Importante discurso de Luís Correia, Presidente da Câmara de Castelo Branco

Luís Correia marca o ritmo.

Com a cidade em festa, invadida pelo desporto, por inúmeros acontecimentos, Luís Correia não esquece também o Dr.Manuel João Vieira.

Justamente,, damos na íntegra esta importante peça em dia de rão grande importância.

Discurso de Luís Correia

Dr. Luís Correia

Dr. Luís Correia

 

Ex.mo Senhor Presidente da Assembleia Municipal de Castelo Branco

Ex.mo Senhores Deputados Municipais

Ex.mos Senhores Vereadores

Ex.mos Senhores representantes de entidades Civis, Militares e Religiosas

Família do Dr.

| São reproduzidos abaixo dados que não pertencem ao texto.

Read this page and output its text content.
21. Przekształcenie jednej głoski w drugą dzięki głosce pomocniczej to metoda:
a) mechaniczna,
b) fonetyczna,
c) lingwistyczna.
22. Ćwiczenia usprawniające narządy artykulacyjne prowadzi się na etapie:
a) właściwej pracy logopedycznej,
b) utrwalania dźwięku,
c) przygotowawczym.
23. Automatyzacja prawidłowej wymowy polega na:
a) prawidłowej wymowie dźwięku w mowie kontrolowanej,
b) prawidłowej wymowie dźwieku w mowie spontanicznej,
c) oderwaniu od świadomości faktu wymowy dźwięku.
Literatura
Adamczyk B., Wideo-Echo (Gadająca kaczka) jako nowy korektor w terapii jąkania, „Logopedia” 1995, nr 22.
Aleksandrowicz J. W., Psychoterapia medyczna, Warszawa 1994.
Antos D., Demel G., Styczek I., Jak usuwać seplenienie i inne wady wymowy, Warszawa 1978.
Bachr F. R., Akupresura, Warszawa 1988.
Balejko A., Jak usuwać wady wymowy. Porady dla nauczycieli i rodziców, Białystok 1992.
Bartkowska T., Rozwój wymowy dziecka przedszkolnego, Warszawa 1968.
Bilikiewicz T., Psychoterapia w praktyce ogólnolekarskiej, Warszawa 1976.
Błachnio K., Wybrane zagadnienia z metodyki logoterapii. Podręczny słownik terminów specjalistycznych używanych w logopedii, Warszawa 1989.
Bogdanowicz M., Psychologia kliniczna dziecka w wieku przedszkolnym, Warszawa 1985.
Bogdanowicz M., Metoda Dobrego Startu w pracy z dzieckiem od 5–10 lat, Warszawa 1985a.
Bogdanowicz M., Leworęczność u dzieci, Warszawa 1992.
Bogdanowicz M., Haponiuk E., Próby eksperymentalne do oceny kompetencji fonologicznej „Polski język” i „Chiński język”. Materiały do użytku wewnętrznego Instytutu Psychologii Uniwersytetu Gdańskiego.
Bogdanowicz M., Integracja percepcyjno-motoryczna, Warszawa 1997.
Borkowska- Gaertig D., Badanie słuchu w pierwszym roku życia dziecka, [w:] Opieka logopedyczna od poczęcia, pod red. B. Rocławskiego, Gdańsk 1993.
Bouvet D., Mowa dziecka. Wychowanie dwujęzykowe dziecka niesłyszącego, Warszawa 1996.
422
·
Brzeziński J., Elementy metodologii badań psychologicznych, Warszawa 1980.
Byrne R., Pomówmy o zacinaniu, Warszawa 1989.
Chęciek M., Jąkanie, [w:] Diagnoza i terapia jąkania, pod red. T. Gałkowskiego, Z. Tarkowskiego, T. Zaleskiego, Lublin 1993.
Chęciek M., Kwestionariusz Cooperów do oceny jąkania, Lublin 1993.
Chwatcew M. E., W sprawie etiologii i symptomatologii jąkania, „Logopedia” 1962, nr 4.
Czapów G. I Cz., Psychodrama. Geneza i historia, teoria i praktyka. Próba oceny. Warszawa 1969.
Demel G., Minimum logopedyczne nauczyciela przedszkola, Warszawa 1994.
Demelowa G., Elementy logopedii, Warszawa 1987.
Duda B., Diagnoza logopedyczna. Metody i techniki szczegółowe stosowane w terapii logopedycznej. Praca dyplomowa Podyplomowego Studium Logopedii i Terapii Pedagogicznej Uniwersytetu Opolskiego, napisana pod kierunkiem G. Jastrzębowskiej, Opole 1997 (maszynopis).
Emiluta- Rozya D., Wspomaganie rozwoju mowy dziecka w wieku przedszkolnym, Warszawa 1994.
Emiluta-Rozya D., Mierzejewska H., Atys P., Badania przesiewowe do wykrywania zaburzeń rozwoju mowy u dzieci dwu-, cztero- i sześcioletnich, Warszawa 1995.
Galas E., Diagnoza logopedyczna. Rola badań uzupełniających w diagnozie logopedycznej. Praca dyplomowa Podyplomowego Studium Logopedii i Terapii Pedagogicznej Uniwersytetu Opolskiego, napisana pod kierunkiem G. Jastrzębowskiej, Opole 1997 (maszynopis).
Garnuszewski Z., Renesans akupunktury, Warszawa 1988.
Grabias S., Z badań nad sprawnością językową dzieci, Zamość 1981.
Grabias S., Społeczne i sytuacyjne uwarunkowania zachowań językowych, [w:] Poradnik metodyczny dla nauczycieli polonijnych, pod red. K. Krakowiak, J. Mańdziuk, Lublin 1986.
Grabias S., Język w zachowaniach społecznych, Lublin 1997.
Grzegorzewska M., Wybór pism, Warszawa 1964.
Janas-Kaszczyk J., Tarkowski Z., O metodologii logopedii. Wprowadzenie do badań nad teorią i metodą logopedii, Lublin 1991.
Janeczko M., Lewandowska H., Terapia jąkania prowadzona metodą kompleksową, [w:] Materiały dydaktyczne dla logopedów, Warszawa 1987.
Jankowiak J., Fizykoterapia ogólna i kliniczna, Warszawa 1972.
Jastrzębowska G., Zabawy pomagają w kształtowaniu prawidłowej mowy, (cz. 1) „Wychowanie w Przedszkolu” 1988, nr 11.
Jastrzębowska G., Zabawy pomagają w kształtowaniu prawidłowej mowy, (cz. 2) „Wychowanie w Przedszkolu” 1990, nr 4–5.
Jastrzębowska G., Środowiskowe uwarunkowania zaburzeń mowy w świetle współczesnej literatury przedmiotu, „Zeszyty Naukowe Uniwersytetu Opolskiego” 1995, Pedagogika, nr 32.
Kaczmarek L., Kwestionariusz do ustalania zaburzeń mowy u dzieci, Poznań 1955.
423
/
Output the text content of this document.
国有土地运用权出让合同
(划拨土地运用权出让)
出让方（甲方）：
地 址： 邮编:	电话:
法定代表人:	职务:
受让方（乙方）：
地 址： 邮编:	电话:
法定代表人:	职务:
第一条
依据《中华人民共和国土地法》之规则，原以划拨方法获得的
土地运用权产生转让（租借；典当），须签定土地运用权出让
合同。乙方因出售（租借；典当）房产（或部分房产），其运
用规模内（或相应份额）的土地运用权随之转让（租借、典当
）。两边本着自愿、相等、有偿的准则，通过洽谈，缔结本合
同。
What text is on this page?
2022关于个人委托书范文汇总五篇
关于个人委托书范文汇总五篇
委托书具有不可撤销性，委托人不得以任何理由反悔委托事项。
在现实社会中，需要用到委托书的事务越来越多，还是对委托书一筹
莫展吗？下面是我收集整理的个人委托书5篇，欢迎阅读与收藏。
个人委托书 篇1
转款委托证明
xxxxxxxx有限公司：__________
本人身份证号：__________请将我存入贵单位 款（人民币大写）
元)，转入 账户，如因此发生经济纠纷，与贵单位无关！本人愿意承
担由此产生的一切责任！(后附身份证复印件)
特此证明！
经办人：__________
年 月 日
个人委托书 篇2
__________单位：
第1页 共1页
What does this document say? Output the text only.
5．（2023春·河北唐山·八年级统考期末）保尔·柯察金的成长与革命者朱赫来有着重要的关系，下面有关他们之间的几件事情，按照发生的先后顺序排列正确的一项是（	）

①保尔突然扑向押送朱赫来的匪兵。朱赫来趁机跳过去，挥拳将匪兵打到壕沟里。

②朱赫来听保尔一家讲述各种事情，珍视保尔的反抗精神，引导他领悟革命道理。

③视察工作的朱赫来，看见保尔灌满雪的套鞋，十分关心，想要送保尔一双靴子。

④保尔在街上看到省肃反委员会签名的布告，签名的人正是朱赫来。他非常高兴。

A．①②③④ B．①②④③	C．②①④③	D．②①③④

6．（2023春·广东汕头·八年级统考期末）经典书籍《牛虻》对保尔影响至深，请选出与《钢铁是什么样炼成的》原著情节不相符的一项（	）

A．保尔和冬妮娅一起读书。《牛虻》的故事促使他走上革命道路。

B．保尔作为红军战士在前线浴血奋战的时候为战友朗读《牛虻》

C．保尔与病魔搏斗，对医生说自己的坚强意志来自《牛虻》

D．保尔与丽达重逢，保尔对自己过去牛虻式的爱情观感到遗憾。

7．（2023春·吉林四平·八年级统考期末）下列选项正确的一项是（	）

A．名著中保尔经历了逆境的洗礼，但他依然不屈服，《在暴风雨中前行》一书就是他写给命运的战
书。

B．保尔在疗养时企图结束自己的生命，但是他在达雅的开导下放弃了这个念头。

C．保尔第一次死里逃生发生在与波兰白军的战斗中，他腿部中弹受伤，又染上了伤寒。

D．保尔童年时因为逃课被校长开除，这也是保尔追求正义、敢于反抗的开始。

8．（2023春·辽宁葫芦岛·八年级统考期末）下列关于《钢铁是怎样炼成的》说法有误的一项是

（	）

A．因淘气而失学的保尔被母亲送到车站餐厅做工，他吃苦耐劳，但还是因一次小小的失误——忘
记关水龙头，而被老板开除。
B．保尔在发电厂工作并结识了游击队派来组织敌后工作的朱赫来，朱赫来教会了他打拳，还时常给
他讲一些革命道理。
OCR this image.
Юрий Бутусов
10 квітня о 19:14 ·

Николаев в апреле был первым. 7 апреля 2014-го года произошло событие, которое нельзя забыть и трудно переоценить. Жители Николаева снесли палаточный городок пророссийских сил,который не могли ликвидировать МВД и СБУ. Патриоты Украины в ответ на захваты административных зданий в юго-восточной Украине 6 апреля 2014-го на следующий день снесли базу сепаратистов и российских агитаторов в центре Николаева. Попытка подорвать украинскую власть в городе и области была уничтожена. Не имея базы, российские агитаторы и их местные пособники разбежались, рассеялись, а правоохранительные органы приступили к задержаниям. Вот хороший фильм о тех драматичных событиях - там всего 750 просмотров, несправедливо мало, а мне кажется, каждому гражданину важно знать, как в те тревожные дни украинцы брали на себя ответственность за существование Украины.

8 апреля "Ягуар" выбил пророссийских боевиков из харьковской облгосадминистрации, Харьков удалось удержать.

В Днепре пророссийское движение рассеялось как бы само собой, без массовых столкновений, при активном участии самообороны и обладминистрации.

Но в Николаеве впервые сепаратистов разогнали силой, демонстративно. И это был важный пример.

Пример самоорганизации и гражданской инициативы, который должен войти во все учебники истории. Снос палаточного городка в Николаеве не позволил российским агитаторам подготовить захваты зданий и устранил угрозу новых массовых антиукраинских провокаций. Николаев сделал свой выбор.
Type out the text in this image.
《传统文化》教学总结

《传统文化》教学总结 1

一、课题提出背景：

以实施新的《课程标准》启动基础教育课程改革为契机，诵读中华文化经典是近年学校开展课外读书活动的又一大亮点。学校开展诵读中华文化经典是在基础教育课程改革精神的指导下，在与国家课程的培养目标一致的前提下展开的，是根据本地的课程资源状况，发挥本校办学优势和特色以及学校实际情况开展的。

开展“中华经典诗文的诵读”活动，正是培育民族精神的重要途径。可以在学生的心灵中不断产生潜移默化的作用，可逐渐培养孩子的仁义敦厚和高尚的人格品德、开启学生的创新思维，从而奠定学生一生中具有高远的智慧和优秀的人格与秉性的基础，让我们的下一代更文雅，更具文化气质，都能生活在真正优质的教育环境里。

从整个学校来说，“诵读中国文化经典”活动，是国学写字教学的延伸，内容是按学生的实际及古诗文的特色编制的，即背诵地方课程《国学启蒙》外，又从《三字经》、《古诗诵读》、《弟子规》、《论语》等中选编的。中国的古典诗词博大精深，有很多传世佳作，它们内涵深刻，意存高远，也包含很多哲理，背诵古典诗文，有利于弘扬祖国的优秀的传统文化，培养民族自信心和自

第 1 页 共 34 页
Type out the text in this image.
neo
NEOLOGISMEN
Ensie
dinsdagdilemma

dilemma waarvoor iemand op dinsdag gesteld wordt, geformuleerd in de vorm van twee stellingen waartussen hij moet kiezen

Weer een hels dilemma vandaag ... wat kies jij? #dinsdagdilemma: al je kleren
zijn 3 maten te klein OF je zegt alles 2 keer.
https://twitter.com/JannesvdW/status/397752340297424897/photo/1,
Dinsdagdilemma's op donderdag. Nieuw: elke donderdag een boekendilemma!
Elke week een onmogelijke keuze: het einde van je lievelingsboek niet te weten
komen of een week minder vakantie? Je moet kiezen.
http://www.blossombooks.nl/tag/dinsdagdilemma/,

Manuel João Vieira

Ex.mos Senhores Convidados

Estimados albicastrenses

Desde há quadro décadas reunimo-nos, em LIBERDADE, para comemorar a mais importante data da História contemporânea do nosso País:

A Revolução de 25 de Abril de 1974

Passados 41 anos sobre este momento histórico que nos devolveu a LIBERDADE, restabeleceu a DEMOCRACIA e garantiu a igualdade de género -homens e mulheres IGUAIS face à Lei e ao Ordenamento Jurídico – continua a ser nosso dever recordar Abril.

Por diversas razões.

Mas, sobretudo, porque é nossa obrigação manter vivos os ideais de Abril:

  • que nos trouxeram o Estado Social;
  • que nos abriram as portas à Europa e ao Mundo;
  • que nos resgataram da condição de País oprimido por uma ditadura que assumiu o analfabetismo, a pobreza e a censura como mecanismo de controlo dos portugueses.

A Revolução de 25 Abril de 1974 marca o momento histórico em que os Portugueses viveram a Mudança, deixaram entrar a Esperança e Sonharam um País melhor.

Mas foi numa sexta-feira, no dia 25 de Abril de 1975, a partir de então FERIADO NACIONAL, que a Revolução se materializou.

Pela primeira vez, os Portugueses votaram, em liberdade e consciência, para elegerem os deputados à Assembleia Constituinte, os homens e mulheres aos quais coube a elaboração da nova Constituição da República Portuguesa.

Meus amigos,

40 anos após este momento chave da DEMOCRACIA portuguesa, lembro as eleições à Assembleia Constituinte para citar o ARTIGO 81º da primeira versão da Constituição Portuguesa, relativo às Incumbências Prioritárias do Estado, que na alinha i) consagrava – e passo a citar:

“Eliminar progressivamente as diferenças sociais e económicas entre a cidade e o campo”.

Desde o primeiro momento foi evidente a necessidade de promover a coesão do território nacional e de diminuir as assimetrias que então – como agora – se faziam sentir.

40 anos passados e oito revisões depois,  a Constituição da República Portuguesa, no mesmo ARTIGO 81º, mantem esta questão como incumbência prioritária do Estado.

O Estado continua a ter a responsabilidade – e volto a citar – de “Promover a coesãoeconómica e social de todo o território nacional, orientando o desenvolvimento no sentido de um crescimento equilibrado de todos os sectores e regiões e eliminando progressivamente as diferenças económicas e sociais entre a cidade e o campo e entre o litoral e o interior”.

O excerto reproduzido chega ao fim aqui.